Off-the-beaten track coastal haven, Lunan Bay, is located just south of Montrose. University of Glasgow researchers identified the area is expected to experience significant Coastal erosion across the entire stretch of the bay, alongside flooding on the frontal coast.
Scotland’s stunning Inner Hebridean Island, The Isle of Coll is expected to experience significant Coastal erosion across most areas which scientists say will meet in the North and South.
The Isle of Mull is the gateway Isle to the Scottish Hebrides, the beautiful area of Loch Na Keal is at risk of flooding in the low-lying areas affecting roads and other low lying parts significantly affecting daily life for locals and tourists.
Machrihanish, is located just south of Scotland’s best surfing hotspot Westport beach. By 2050, much of Machrihanish may be subjected to coastal erosion and flooding due to rising sea levels.
North Uist makes up the cluster of Islands known as the Outer Hebrides and is under severe threat. As well as flooding, coastal erosion of up to 80m by 2050 and 250m by 2100 is expected to effect the whole Peninsula.
Known for its beautiful white sand beaches, Mersehead is expected to experience significant erosion. Scientists have identified the impact will be seen mostly on the west of Southerness Golf Course, across the eastern edge of Southwick Water outlet and into the Solway Firth.
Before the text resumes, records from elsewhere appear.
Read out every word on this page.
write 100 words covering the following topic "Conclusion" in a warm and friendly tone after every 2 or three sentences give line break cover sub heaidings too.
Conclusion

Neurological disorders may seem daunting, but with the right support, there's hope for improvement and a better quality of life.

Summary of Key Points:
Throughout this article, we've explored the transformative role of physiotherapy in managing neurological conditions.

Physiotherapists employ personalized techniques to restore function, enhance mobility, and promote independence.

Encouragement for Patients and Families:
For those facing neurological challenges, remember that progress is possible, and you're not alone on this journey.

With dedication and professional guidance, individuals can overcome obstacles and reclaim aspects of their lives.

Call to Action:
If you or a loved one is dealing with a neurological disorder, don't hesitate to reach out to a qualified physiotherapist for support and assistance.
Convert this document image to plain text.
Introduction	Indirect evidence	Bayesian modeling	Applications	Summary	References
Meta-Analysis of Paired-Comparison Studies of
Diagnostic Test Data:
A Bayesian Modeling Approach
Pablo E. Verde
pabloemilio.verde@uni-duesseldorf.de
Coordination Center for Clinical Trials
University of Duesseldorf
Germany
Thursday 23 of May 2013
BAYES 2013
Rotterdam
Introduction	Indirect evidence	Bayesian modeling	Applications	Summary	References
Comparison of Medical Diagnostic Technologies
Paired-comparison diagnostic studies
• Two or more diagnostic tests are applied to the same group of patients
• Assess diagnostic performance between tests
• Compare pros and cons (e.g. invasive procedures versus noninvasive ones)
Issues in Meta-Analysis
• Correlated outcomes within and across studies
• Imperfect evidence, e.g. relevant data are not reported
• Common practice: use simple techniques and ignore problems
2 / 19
In the North Sea Coast of Scotland is the village of Golspie. Extensive flooding is expected by 2050, especially in the North across Golspie Links and in the South along Loch Fleet mouth. .
Melvich Bay, located along the Northern section of the famous NC500 route is at risk of extensive coastal erosion and flooding over the next 50 years particularly across the north and west sides.
‘Lossie’ as it is often called, is most well-known for its golden sand beaches which stretch for miles. University of Glasgow researchers have identified significant risk of erosion east of Lossiemouth, especially by Boar’s Head Rock.